Towards Explanation of the Natural Origins of Content
- Year of publication: 2016
- Source: Show
- Pages: 112-127
- DOI Address: https://doi.org/10.15804/kie.2016.02.09
- PDF: kie/112/kie11209.pdf
How should we understand intentionality in the physical world? This question may be further divided into at least two other: How to understand intentional states in the physical world? (And if we refer to the entirety of such states as the mind then our question will take on the following form: How should we understand the mind in the physical world) and How to understand intentional content in the physical world? One of the most important projects in modern philosophy of mind and cognitive science consists in naturalisation of the content of mental states. The prevalent concept in the thus understood content naturalisation programme was the reductionist conception. In the article I present one of the proposals of content naturalisation by Daniel D. Hutto and Glenda Satne from the article The Natural Origins of Content.

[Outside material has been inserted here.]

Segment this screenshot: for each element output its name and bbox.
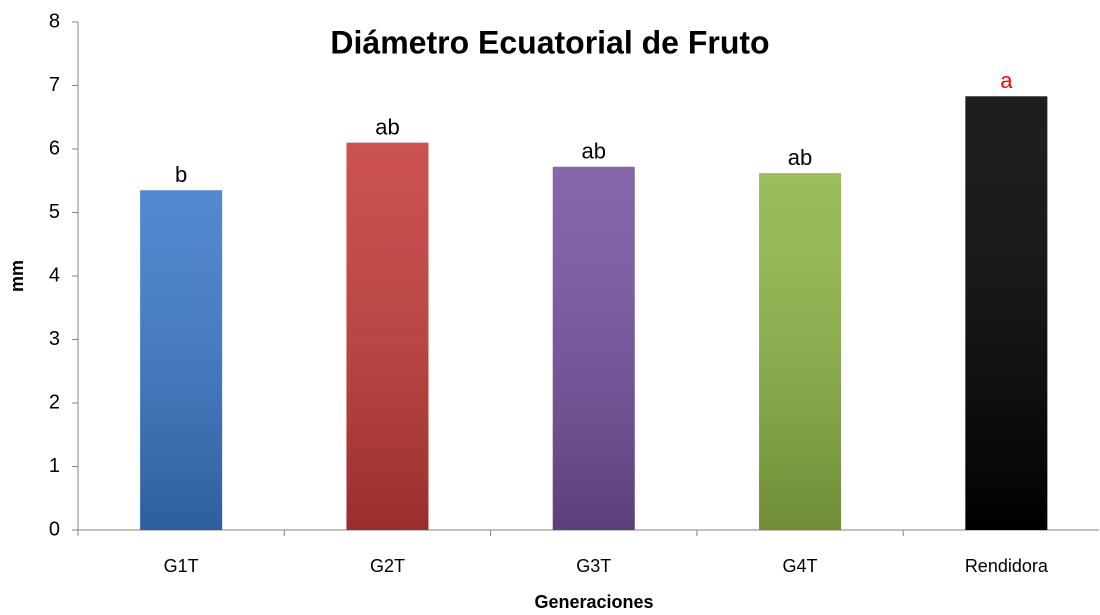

On the one hand, they reject the project of naturalising the content of mental states which is conceived as a reduction of semantic properties of contents of mental states solely to physical causative relations, properties or social mechanisms. On the other hand, Daniel D. Hutto and Glenda Satne present a research programme which does not seek a reductionist explanation of content but rather examines how the content emerged in the natural world – the natural origins of content. Although the authors describe the main framework of such a programme, they do not venture to answer the question whether such a theory even exists. In this article I am going to present the concept of Michael Tomaello most explicitly expressed in his Natural History of Human Thinking as a promising example of such a theory.